The impact of a stewardship programme on outcomes in patients admitted with community-acquired pneumonia

2020 
Background: Community-acquired pneumonia (CAP) is a common cause of antibiotic prescription, hospital admission and mortality. Guideline adherence has shown to be beneficial in CAP. However, adherence to recommendations is highly variable. We have previously conducted a quality improvement project to increase guideline adherence. The project itself was a success, but the impact on key outcomes has not been assessed yet. Material and methods To assess the impact of a stewardship programme containing various interventions, we conducted a before-after assessment on a propensity-score matched cohort (PSM). The cohort was matched on age, comorbidities, multiple infiltrates on chest X-ray, CURB-65 score, oxygen saturation at admission, and antibiotics before admission.

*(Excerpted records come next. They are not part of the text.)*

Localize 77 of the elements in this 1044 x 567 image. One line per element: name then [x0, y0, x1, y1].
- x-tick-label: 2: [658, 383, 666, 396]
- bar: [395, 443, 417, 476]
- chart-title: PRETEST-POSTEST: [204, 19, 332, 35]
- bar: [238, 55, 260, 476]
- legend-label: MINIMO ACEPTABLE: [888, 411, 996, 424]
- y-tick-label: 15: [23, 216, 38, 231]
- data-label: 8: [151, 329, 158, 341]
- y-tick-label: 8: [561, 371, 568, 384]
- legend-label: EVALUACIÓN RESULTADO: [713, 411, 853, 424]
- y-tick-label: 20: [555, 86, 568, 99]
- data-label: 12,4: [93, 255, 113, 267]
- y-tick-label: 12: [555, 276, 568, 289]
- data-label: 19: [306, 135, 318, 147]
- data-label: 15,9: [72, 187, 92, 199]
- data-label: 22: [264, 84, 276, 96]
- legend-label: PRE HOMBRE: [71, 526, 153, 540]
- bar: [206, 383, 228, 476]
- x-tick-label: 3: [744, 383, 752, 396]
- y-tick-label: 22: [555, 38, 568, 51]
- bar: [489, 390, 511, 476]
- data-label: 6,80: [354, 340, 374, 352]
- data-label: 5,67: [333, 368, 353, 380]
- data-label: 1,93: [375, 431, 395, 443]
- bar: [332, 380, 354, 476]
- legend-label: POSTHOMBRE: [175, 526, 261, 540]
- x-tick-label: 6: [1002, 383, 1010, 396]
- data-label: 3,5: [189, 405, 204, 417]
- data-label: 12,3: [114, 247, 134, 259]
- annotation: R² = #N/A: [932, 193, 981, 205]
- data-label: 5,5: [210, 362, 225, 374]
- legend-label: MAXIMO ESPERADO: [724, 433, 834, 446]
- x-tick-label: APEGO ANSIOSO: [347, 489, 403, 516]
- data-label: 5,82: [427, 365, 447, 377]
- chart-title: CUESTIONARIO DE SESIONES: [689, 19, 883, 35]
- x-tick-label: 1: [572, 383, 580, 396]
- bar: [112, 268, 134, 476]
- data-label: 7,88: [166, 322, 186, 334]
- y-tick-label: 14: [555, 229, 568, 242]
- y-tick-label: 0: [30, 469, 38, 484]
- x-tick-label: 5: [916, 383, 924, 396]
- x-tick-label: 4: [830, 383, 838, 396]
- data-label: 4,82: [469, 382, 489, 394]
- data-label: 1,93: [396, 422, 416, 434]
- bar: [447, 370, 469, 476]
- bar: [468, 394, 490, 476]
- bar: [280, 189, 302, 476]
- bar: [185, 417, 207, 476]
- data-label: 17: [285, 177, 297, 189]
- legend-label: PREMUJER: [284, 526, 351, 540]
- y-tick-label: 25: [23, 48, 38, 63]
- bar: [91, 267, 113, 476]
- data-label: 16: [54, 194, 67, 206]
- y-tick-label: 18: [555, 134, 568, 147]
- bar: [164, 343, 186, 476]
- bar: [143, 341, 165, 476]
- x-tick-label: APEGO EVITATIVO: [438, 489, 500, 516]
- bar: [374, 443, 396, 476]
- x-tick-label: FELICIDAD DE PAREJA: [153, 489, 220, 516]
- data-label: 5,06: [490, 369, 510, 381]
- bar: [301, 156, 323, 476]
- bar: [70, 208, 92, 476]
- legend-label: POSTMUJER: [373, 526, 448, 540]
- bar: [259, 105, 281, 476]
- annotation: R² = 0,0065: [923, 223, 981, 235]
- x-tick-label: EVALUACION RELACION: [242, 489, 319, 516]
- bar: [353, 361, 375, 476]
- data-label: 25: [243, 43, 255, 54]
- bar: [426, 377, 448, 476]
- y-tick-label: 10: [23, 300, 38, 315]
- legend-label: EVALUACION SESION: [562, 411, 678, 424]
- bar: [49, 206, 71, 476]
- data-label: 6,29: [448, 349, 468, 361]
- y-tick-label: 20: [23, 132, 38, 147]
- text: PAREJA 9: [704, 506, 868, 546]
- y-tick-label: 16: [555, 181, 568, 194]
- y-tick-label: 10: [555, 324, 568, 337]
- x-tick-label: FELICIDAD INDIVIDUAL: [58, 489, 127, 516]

We then compared the odds for various outcomes in the baseline period (11/2017-2/2018) with the follow-up period (11/2018-2/2019) using logistic regression. Results: The PSM cohort consisted of 345 patients in each period. The odds ratio (OR) for 30-days-mortality was 0.91 (95% CI 0.54-1.50). For patients stable ≤72 hours from admission, the OR for ≤5 days of admission was 1.27 (0.76-2.16). The OR for ≤3 days of intravenous and ≤7 days of total antibiotic therapy were 1.54 (0.95-2.53) and 2.22 (1.45-3.40), respectively. The OR for correct empiric antibiotic therapy was 1.63 (1.08-2.47). Discussion: The stewardship programme lead to an increase in patients treated with the correct antibiotic as well as a higher amount of patients treated ≤7 days. The point estimates for the other outcomes were beneficial as well, but the effect sizes too large to draw any conclusions. All together, the programme lead to a reduced antibiotic exposure in patients admitted with CAP.